A Confederação Empresarial de Portugal afirmou hoje que a atual legislação laboral é inadequada aos "novos tempos" e assegura que está disponível para "continuar a trabalhar na remoção de obstáculos ao desenvolvimento do país e ao crescimento dos salários".
Em comunicado, a Confederação Empresarial de Portugal (CIP) manifesta-se "empenhada" para trabalhar em "iniciativas que coordenem esforços entre empresários, gestores e trabalhadores", tendo em vista aumentar a competitividade das empresas e aumentar os salários dos trabalhadores "em resultado de maior produtividade".
A confederação liderada por Armindo Monteiro pede aos parceiros sociais e aos partidos com assento na Assembleia da República "que não esqueçam quais foram as duas razões pelas quais o Governo avançou com uma proposta de revisão do Código Laboral: a estagnação da economia portuguesa há mais de 25 anos, e a inadequação da atual legislação laboral para novos tempos marcados pela digitalização, pela transição energética, por realidades como o teletrabalho e por novas formas de conjugar a vida profissional com a vida pessoal".
Lembrando a "disponibilidade e empenho" nas negociações da Concertação Social, que terminaram sem acordo entre os parceiros sociais, a CIP realça que desde que a proposta de lei deu entrada na Assembleia da República "o debate deixou de ser entre empresários e trabalhadores, passou a ser entre políticos e eleitores", disse Armindo Monteiro, defendendo que esse não é o seu debate.
Apesar do chumbo de hoje, a confederação que representa os `patrões` diz-se ainda "agora mobilizada para continuar a trabalhar na remoção de obstáculos ao desenvolvimento do país e ao crescimento dos salários".
"A CIP será um parceiro empenhado, credível e confiável para melhorar Portugal e alargar o futuro aos seus jovens", conclui Armindo Monteiro, salientando que a confederação "estará do lado da solução".
A proposta do Governo para rever a legislação laboral foi hoje chumbada, na generalidade, com os votos contra do Chega e da esquerda parlamentar, após o partido de André Ventura não ter alcançado um acordo com o PSD.

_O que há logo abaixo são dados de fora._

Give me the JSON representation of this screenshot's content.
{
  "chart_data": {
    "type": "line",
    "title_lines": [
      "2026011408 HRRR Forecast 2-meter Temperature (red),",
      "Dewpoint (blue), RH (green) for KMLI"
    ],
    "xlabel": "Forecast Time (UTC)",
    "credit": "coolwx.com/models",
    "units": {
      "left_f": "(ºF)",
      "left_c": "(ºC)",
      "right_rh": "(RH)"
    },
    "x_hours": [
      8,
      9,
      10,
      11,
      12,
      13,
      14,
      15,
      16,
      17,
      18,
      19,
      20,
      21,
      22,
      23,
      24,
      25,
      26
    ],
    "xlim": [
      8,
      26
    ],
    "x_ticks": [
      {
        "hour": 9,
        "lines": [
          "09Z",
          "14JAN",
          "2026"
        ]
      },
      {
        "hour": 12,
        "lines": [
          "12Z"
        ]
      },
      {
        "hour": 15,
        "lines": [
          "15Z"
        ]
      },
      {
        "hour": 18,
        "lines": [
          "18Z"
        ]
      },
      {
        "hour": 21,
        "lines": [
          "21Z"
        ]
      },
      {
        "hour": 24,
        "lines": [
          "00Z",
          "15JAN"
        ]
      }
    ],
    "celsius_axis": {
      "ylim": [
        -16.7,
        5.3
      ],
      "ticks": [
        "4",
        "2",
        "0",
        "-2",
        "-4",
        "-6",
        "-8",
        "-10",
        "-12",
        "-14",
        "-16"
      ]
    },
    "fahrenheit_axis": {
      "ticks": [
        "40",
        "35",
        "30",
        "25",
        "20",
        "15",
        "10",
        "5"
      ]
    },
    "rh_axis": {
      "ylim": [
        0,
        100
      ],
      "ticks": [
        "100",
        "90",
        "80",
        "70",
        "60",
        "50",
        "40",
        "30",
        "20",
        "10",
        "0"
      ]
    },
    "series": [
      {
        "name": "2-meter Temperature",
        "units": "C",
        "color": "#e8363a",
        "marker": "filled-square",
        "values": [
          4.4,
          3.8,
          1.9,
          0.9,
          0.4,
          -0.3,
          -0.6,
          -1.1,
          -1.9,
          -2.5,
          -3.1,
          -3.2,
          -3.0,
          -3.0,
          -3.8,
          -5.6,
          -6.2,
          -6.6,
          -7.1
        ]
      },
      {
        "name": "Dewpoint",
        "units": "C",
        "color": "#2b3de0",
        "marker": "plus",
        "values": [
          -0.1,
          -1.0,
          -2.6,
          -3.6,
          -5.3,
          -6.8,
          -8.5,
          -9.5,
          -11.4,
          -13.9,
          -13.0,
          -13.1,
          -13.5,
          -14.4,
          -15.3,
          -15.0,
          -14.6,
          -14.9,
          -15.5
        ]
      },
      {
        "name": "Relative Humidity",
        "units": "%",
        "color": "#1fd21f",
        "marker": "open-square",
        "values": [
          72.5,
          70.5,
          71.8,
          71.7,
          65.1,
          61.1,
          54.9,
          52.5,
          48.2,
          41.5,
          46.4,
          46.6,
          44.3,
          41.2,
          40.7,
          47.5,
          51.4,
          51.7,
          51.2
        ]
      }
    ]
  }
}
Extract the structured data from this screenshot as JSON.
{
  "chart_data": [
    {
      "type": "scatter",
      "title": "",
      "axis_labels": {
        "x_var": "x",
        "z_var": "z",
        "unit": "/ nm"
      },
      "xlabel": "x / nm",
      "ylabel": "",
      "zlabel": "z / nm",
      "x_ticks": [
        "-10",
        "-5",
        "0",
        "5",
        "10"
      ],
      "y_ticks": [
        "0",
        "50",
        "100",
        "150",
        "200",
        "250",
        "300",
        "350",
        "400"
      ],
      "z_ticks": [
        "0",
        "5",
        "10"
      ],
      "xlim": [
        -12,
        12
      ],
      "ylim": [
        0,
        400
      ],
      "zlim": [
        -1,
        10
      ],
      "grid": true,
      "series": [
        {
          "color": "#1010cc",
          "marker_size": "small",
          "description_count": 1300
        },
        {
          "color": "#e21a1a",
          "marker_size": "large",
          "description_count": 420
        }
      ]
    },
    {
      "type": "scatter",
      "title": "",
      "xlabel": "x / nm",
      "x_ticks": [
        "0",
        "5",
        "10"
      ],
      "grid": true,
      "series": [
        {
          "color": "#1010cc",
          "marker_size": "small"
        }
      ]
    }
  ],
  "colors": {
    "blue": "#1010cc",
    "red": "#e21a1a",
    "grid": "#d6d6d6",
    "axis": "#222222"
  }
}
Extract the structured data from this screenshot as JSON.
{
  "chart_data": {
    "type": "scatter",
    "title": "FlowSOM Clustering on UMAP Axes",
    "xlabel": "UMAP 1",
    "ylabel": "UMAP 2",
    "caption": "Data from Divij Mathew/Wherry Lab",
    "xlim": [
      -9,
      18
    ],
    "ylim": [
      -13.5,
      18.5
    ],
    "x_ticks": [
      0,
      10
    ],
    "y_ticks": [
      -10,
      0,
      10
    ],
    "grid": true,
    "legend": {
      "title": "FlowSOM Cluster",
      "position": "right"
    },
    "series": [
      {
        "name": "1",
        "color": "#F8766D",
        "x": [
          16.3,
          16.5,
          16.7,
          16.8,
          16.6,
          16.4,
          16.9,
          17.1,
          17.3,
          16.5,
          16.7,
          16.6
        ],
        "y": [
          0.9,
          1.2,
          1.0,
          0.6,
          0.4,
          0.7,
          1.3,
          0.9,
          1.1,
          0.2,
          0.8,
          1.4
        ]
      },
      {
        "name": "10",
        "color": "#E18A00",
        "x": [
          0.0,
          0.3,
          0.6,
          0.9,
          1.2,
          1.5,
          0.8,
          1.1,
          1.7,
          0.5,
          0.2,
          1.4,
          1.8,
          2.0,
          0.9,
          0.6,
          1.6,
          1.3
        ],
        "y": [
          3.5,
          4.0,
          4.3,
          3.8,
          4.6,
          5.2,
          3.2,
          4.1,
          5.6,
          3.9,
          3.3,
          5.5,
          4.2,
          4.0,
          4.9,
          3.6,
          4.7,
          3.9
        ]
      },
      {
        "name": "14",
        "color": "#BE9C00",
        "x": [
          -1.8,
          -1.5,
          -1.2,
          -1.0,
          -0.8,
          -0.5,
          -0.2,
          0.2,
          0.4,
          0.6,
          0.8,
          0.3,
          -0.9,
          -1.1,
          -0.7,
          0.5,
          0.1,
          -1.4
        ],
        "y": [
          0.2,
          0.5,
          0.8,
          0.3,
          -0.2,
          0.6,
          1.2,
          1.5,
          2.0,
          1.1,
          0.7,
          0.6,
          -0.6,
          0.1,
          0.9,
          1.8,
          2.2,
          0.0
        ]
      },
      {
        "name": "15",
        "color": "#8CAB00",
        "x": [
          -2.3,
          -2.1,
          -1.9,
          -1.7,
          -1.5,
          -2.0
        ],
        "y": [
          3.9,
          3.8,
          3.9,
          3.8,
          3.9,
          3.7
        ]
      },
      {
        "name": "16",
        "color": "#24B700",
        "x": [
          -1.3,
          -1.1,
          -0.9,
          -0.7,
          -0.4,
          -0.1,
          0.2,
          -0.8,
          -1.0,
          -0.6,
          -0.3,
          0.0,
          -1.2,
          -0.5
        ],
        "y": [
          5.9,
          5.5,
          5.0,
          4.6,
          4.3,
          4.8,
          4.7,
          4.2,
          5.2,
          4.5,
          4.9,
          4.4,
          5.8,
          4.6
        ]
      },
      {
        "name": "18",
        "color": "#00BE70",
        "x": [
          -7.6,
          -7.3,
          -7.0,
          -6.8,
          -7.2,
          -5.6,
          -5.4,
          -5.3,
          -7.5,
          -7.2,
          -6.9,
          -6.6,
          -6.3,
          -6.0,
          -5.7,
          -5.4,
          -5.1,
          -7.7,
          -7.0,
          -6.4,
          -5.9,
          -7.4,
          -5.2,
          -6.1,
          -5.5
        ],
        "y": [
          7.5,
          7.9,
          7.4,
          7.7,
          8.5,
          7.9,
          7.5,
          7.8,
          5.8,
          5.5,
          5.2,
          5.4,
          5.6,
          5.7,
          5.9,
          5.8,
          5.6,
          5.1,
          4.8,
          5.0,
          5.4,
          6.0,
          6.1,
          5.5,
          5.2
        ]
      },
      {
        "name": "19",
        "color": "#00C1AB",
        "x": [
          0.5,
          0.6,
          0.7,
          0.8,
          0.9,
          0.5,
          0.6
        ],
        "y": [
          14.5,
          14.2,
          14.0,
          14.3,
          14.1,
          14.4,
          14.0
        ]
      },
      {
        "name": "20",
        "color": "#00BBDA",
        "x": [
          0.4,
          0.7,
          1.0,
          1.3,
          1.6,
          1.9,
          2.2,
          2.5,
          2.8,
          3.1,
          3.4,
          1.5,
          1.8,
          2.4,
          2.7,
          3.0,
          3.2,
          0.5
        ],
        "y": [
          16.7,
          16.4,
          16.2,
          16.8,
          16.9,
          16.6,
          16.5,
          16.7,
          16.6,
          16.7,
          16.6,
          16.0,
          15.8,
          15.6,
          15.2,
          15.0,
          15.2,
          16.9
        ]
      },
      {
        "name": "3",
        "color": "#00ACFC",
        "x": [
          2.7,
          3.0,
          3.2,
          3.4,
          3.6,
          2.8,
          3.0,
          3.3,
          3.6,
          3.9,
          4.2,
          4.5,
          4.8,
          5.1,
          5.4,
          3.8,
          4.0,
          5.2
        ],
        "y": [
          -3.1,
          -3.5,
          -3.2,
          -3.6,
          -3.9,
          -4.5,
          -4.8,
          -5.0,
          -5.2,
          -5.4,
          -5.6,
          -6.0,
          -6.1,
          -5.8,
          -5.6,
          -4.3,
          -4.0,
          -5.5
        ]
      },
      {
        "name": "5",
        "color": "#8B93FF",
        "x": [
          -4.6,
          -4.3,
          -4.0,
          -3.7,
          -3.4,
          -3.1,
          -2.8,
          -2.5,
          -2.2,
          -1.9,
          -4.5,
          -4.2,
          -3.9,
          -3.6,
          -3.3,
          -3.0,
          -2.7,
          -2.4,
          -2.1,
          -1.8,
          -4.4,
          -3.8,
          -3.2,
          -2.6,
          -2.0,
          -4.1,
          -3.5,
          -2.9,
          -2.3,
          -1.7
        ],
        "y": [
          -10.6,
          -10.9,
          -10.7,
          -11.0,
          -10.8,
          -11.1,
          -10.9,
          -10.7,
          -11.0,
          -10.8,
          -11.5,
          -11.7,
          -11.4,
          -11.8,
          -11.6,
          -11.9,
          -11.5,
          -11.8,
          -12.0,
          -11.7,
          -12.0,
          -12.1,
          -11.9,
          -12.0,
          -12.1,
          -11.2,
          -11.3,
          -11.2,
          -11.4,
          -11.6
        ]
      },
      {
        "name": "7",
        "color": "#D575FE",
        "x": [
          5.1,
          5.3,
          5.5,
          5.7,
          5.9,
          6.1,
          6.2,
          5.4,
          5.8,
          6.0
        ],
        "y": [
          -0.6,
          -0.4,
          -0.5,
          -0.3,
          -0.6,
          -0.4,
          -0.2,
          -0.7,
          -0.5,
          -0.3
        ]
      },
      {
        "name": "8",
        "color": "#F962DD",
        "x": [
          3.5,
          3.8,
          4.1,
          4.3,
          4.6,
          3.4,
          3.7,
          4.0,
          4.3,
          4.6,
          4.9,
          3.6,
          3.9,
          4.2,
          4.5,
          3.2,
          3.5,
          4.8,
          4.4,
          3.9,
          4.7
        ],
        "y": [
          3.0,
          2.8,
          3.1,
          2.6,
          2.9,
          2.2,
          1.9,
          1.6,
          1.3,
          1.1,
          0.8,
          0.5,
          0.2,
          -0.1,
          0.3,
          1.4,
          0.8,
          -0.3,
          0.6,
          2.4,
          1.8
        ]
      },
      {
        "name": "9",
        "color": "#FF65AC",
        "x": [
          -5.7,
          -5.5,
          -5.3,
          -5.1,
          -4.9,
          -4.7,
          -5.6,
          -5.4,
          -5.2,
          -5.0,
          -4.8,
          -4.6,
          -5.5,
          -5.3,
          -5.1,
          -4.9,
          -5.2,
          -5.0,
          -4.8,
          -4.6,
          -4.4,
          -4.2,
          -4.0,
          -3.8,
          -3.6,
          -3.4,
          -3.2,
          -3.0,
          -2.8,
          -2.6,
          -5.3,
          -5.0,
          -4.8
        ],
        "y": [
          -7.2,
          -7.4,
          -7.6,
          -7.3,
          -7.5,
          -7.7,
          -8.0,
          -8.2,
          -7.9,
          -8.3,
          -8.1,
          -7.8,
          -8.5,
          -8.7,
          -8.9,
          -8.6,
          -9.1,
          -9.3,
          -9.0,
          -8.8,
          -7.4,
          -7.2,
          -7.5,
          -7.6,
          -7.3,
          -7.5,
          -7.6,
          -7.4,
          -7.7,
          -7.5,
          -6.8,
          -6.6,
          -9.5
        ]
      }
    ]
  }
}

PS, Livre, PCP, BE, PAN e JPP juntaram-se nos votos contra da bancada do Chega.
O texto contou apenas com os votos a favor dos partidos que suportam o Governo (PSD-CDS-PP) e da IL.
Após o chumbo, seguiu-se um longo aplauso de todas as bancadas à esquerda, bem como dos presentes nas galerias do hemiciclo, entre eles o secretário-geral da CGTP, Tiago Oliveira, que se mostrou visivelmente emocionado.
Findo o aplauso, o presidente do parlamento, José Pedro Aguiar-Branco, alertou os deputados de que este tipo de situações "não é regimentalmente aceitável" e lamentou o sucedido, uma vez que as galerias não se podem manifestar.
O resultado da votação da proposta do Governo esteve em aberto até ao último momento, com negociações entre PSD e Chega. A bancada liderada por Pedro Pinto chegou mesmo a pedir a suspensão dos trabalhos durante meia hora antes do início da votações.